Scoperto un nuovo dipinto di Van Gogh grazie a moderna tecnologia basata su raggi x

fiori van gogh lowAl Museo Kröller-Müller in Olanda è stato recentemente scoperto un nuovo dipinto di Van Gogh. E' questo l'esito di uno studio approfondito sul dipinto "Natura morta con fiori di campo e rose", risalente al 1886 e finora attribuita ad un pittore anonimo.

L'opera fu acquistata dal Museo nel 1974 e i conservatori già sospettavano che fosse opera di un grande artista come Van Gogh sebbene non fosse presente la sua firma e la dimensione del quadro (100x80 cm) fosse piuttosto grande per i suoi quadri raffiguranti nature morte.

L'opera fu così sottoposta ad analisi scientifiche. Già nel 1998 fu eseguita una radiografia che permise di intravvedere sotto i fiori il profilo di due lottatori a torso nudo, individuando così un soggetto citato in una lettera di Van Gogh al fratello. 
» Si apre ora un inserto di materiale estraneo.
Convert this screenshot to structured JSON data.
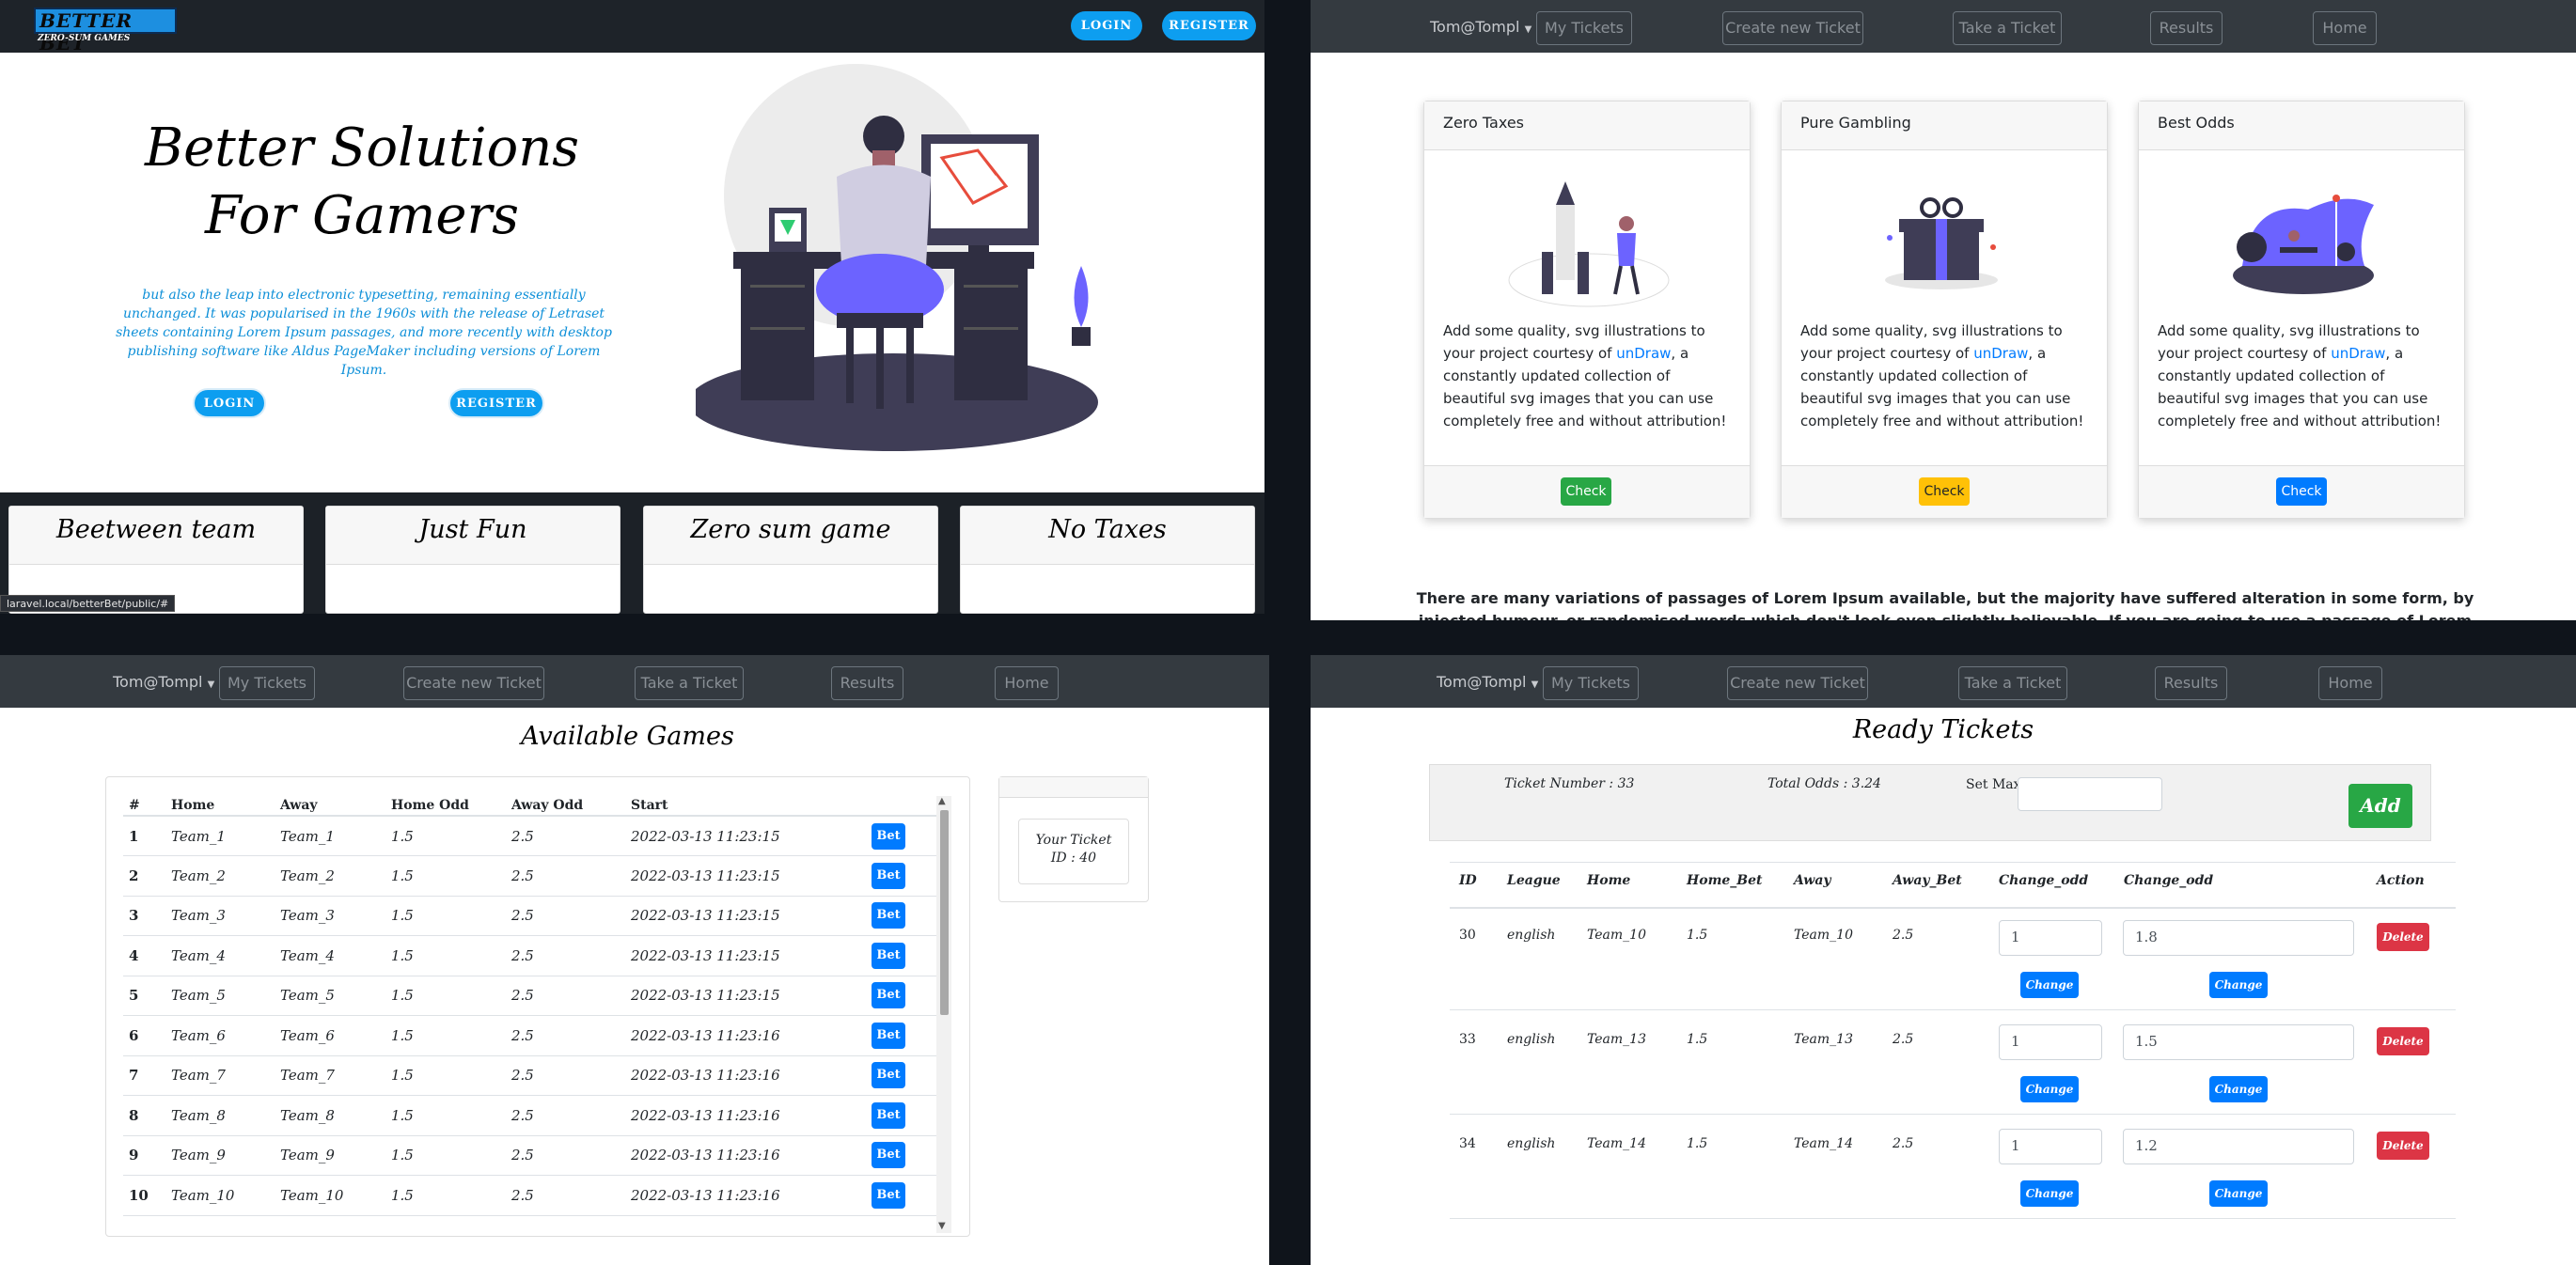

Grazie ad un avanzata tecnologia di scansione denominata Macrofluorescenza a raggi x (MA-XRF) basata sull'elettrosincrotrone Desy (Deutsche Elektronen-Synchrotrol) nel laboratorio di fisica delle particelle fondamentali di Amburgo dell'Università di Anversa, un team di ricercatori, comprendente gli studiosi del Museo Van Gogh e del Museo Kröller-Müller, ha permesso di studiare in maniera ancor più approfondita l'opera confermando l'ipotesi di attribuzione a Van Gogh.
I pigmenti utilizzati corrispondono a quelli della tavolozza del celebre pittore così come la tipologia delle pennellate.
Van Gogh avrebbe ritratto i due lottatori nel 1885-1886 durante la permanenza alla Scuola delle Belle Arti di Anversa in Belgio e successivamente avrebbe ridipinto il quadro  a Parigi. Egli avrebbe realizzato la seconda opera senza alcun strato intermedio, motivo per cui la composizione floreale è piena di fiori, caratteristica inusuale per l'artista.
L'opera verrà esposta nel Museo Kröller-Müller insieme alle altre opere dell'artista olandese.
Van Gogh è un'artista la cui attività mostra ancora degli aspetti da scoprire. Già un anno fa fu eseguita un'importante ricerca sul degrado del pigmento giallo da lui utilizzato.